Mattress Firmness - Memory foam mattresses offer a wide variety of firmness. Firmness is measured by ILD or Indentation Load Deflection ratings. This is the number of pounds it takes to make an indentation in a mattress.
There is an ILD rating for each layer and a rating for the mattress. A softer mattress may score an ILD of 10, with a much firmer mattress having an ILD of 50.
Mattress Thickness - Thickness is a side-to-side measurement of the mattress. Most mattresses have a thickness range of six to fourteen inches. Thickness doesn’t affect a mattress's density, but it affects how well the foam will support your body.
Mattress Density - Density is the amount of foam that makes up each mattress layer. Density affects how hot the mattress is when you sleep and translates into how well you sleep if the foam holds heat.
Manufacturers measure density in cubic feet, with 1.5 to 2.5 being the lowest and 4-8 cubic feet being the highest. High-density foam mattresses usually last longer and offer the most support. They are also more durable than a less dense mattress. Remember the denser the foam, the heavier it is!
Memory Foam Mattresses By Type
Gel Foam Mattress
These mattresses have gel beads, though lesser quality mattresses may have actual gel (in a jelly form) in them. The gel wicks body heat and comes in two varieties.
Phase-Changing foam absorbs and releases body heat to maintain a steady body temp.
Heat-Absorbing gel cools the bed’s surface to eliminate the heat.

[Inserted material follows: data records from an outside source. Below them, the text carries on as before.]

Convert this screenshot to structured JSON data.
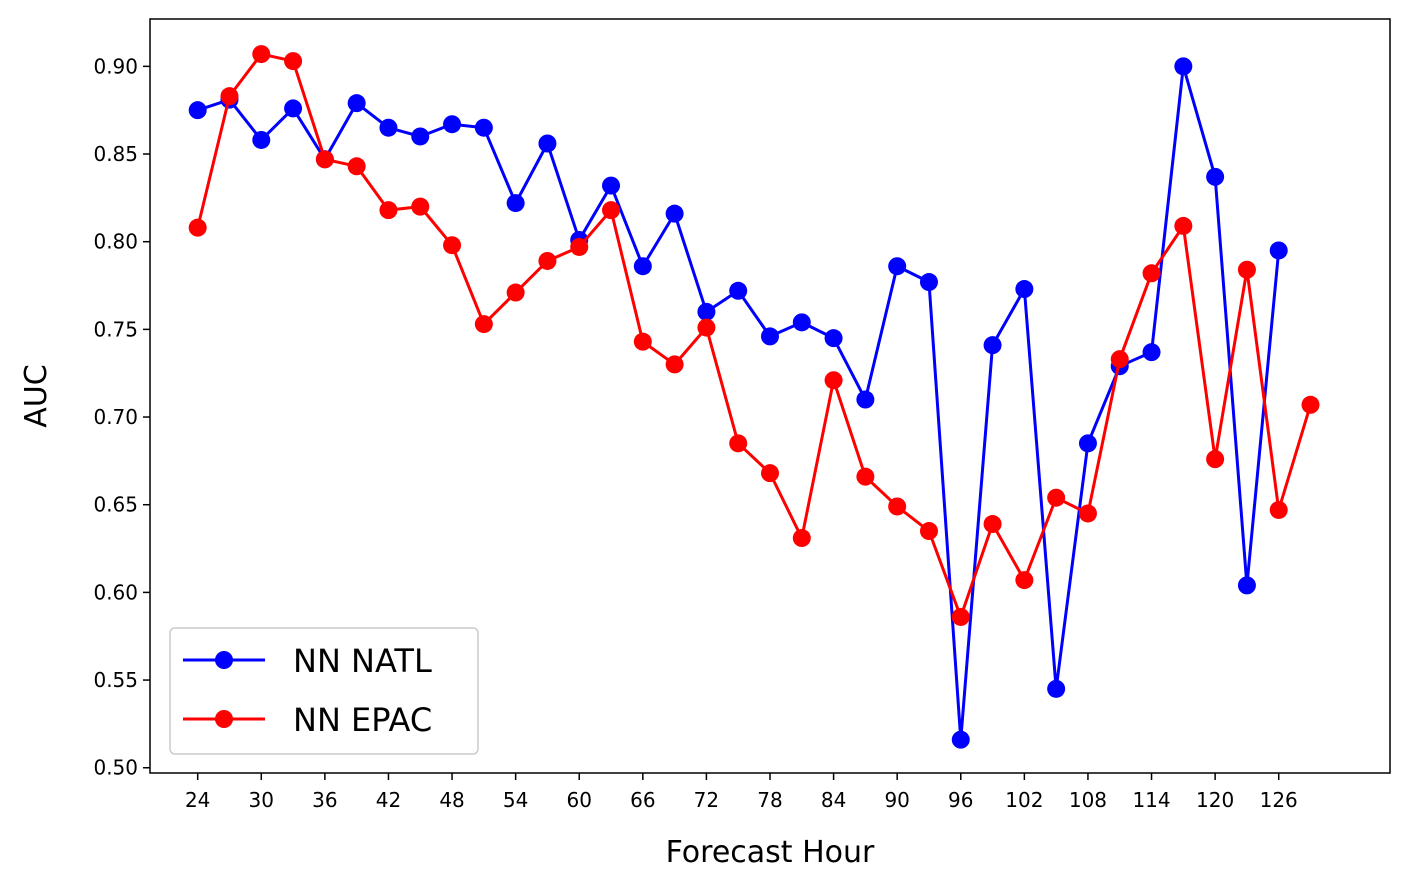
{
  "chart_data": {
    "type": "line",
    "xlabel": "Forecast Hour",
    "ylabel": "AUC",
    "xlim": [
      19.5,
      136.5
    ],
    "ylim": [
      0.497,
      0.927
    ],
    "xticks": [
      24,
      30,
      36,
      42,
      48,
      54,
      60,
      66,
      72,
      78,
      84,
      90,
      96,
      102,
      108,
      114,
      120,
      126
    ],
    "yticks": [
      0.5,
      0.55,
      0.6,
      0.65,
      0.7,
      0.75,
      0.8,
      0.85,
      0.9
    ],
    "grid": false,
    "legend_position": "lower-left",
    "series": [
      {
        "name": "NN NATL",
        "color": "#0000ff",
        "x": [
          24,
          27,
          30,
          33,
          36,
          39,
          42,
          45,
          48,
          51,
          54,
          57,
          60,
          63,
          66,
          69,
          72,
          75,
          78,
          81,
          84,
          87,
          90,
          93,
          96,
          99,
          102,
          105,
          108,
          111,
          114,
          117,
          120,
          123,
          126
        ],
        "y": [
          0.875,
          0.881,
          0.858,
          0.876,
          0.847,
          0.879,
          0.865,
          0.86,
          0.867,
          0.865,
          0.822,
          0.856,
          0.801,
          0.832,
          0.786,
          0.816,
          0.76,
          0.772,
          0.746,
          0.754,
          0.745,
          0.71,
          0.786,
          0.777,
          0.516,
          0.741,
          0.773,
          0.545,
          0.685,
          0.729,
          0.737,
          0.9,
          0.837,
          0.604,
          0.795
        ]
      },
      {
        "name": "NN EPAC",
        "color": "#ff0000",
        "x": [
          24,
          27,
          30,
          33,
          36,
          39,
          42,
          45,
          48,
          51,
          54,
          57,
          60,
          63,
          66,
          69,
          72,
          75,
          78,
          81,
          84,
          87,
          90,
          93,
          96,
          99,
          102,
          105,
          108,
          111,
          114,
          117,
          120,
          123,
          126,
          129
        ],
        "y": [
          0.808,
          0.883,
          0.907,
          0.903,
          0.847,
          0.843,
          0.818,
          0.82,
          0.798,
          0.753,
          0.771,
          0.789,
          0.797,
          0.818,
          0.743,
          0.73,
          0.751,
          0.685,
          0.668,
          0.631,
          0.721,
          0.666,
          0.649,
          0.635,
          0.586,
          0.639,
          0.607,
          0.654,
          0.645,
          0.733,
          0.782,
          0.809,
          0.676,
          0.784,
          0.647,
          0.707
        ]
      }
    ]
  }
}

These were the first memory foam mattresses and are still manufactured today. These are known for being “hot” to sleep on. Today's mattresses have cooling innovations to eliminate heat.
These mattresses have open-cell foam or cooling pockets that allow the mattress’s heat to dissipate.
Choosing the Right Mattress
Our sleeper’s guide to memory foam mattresses should give you a better understanding of memory foam mattresses so you can choose the best mattress for a good night’s sleep. Before ordering your mattress, go to a showroom and try a few out. Laying on a mattress is the best way to feel how the mattress will contour and support your body!